The three voices are very distinct, and it quickly becomes apparent which one of the characters is speaking. I particularly enjoyed the parts of the narrative told by Kirsty as she is addressing the reader directly and it felt as though we were sat together and she was telling the story for my ears alone.

The character of Robert Kirke is based on the actual historical figure who was an Episcopalian minister during the 17th century. The author has done a marvellous job of taking what is known about him and weaving a story around him that is quite believable whilst being fantastical simultaneously.

The real themes in this book are that of the role of women and class and both are explored through the characters of Isabel and Kirsty; one a woman well down in the economic strata and, Isabel, the upper middle-class wife of a respected doctor. The book also has scenes which include Queen Victoria, whose place in society is at the complete other end of the class system. I think the author does a great job in demonstrating these two extremes.

However, it is in their roles as women in nineteenth century Britain that really brings this novel into sharp focus.The different lives that Isabel and Kirsty led were fascinating to consider. In reality, it is doubtful that these two women would ever have become friends, but the author skilfully creates a set of circumstances in which this becomes possible.

An underlying current throughout is the loss of Isabelle's eight children through miscarriage at varying stages. What could have been uncomfortable to read in the hands of a lesser author was dealt with thoughtfully and sensitively.

I enjoyed this book very much, and I highly recommend it.

ISBN: 978 1473696624

Publisher: Two Roads

About the Author:

Sally Magnusson is the eldest daughter of the Icelandic journalist and broadcaster Magnus Magnusson and the Scottish newspaper journalist Mamie Baird. She grew up in and around Glasgow in houses that were always filled with stories: Closeup author 1the journalistic variety in which both parents were continually engaged; those hilariously told by her mother about her early life in working class Rutherglen; and those told by Magnus straight from the medieval Icelandic sagas which he spent much of her childhood translating from Old Norse into English.

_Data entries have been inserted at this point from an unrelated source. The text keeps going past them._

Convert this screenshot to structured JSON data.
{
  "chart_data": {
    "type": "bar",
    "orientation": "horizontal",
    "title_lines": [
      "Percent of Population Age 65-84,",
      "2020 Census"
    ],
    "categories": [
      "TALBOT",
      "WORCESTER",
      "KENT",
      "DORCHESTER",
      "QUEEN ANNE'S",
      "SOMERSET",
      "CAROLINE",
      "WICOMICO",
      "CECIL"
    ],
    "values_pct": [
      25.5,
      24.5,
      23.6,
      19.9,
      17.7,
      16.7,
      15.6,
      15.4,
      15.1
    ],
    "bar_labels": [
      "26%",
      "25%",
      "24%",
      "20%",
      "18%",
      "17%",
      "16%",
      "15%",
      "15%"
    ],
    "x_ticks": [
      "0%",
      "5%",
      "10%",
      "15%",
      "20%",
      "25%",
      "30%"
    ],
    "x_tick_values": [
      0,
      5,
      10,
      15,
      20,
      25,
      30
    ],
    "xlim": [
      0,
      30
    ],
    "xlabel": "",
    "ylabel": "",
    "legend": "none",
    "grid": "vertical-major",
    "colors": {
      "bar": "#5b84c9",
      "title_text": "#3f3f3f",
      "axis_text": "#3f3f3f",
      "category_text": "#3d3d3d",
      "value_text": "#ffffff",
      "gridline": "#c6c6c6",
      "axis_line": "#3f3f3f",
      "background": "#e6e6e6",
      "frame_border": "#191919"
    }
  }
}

Her first adult novel, The Sealwoman’s Gift (published 2018), is set in Iceland in the seventeenth century.  In her memoir Dreaming of Iceland: The Lure of a Family Legend she traces – by way of several generations of her own family –  the country’s development from an impoverished, isolated colony of Denmark to the self-assured independent nation it is now.

Her second novel, The Ninth Child (published 2020), is set in nineteenth century Scotland, weaving together folklore and Victorian social history.